First, thanks to Johann Peter Salomon, the impresario who brought Franz Joseph Haydn to London between 1791 and 1795 to regale the English public with what would turn out to be his last twelve symphonic statements - we have works which represent, along with the last few of Mozart, the ones that are definitive of the genre during the Classical period (at least until Beethoven got to it and transformed what it meant for all time). These symphonies of Haydn (nos. 93 thru 104), usually called his "London Symphonies," are sometimes instead called the "Salomon Symphonies" in honor of the man without whom they likely would never have been written.

Then, we have a very different product - what the symphony had grown into by a century or more later. No longer is it merely the vehicle for the composer's loftiest philosophical ideas. After Berlioz, and Liszt, and Bruckner, it's become something of a monstrosity, a paean to the cult of the gigantic, at least among late-Romantic composers with "progressive" or "modernist" tendencies. And in Havergal Brian's Symphony No. 1, "The Gothic" (completed in 1927), we find the sine qua non of this development, a work that surpasses even Gustav Mahler's largest creations (his 2nd, 3rd, and 8th symphonies) in its length (close to 2 hours) and in the performing forces it requires (nearly 200 instrumentalists, plus several hundred singers).

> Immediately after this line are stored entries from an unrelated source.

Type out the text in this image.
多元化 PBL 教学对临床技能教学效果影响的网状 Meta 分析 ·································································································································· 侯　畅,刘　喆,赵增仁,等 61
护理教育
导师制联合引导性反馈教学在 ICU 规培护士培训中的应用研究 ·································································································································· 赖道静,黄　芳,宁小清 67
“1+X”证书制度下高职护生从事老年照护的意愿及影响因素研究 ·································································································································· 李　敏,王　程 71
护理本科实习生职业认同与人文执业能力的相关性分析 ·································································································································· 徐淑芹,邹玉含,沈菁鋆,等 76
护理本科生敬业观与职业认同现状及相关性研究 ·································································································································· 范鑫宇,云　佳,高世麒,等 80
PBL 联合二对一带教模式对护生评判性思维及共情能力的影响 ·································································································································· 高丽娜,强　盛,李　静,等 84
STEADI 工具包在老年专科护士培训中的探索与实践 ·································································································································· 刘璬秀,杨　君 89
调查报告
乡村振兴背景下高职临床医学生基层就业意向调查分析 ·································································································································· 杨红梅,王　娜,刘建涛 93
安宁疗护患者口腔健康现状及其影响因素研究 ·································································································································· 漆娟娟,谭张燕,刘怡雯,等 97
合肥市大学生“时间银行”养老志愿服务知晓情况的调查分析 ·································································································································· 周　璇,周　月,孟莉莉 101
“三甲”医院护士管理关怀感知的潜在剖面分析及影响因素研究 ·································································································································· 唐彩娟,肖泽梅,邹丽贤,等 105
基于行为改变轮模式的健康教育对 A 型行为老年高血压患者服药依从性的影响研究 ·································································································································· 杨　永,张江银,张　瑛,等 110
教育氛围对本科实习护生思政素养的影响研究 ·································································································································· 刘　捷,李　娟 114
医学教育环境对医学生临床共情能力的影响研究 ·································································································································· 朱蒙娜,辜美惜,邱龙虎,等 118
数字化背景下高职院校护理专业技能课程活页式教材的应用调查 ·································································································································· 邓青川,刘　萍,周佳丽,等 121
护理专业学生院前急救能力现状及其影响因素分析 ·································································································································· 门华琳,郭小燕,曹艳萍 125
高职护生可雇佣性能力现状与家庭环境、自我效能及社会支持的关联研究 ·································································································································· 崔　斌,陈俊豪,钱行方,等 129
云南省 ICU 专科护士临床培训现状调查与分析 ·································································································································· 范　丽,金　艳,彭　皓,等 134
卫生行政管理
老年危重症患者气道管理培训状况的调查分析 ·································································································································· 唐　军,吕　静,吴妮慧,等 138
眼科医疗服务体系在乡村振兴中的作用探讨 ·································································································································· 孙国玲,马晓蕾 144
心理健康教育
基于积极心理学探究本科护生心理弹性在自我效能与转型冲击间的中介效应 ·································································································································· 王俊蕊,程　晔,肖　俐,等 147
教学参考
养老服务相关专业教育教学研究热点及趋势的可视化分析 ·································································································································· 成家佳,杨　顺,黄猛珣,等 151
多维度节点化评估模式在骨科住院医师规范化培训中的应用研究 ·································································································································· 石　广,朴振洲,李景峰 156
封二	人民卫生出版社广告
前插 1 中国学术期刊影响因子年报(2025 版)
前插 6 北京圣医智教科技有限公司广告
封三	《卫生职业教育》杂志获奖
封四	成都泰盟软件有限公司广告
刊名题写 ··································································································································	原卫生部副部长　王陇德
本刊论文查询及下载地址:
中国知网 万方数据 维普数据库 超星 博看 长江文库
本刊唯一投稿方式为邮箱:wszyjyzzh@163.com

Brian's "Gothic" has even won a place in the Guinness Book of World Records as the "largest-scale symphony" ever written. However, some claim that the Symphony No. 3 by Kaikhosru Sorabji is even longer - a believable claim, if you know anything about Sorabji. However, that symphony (like many of Sorabji's more humungous creations) has yet to be performed by anyone, so it's difficult to say. 

Oh, symphony... how far you've come, since the early 18th century when you were just a multi-sectional overture to an opera or oratorio! Baby symphony done all growed up and ever'thang.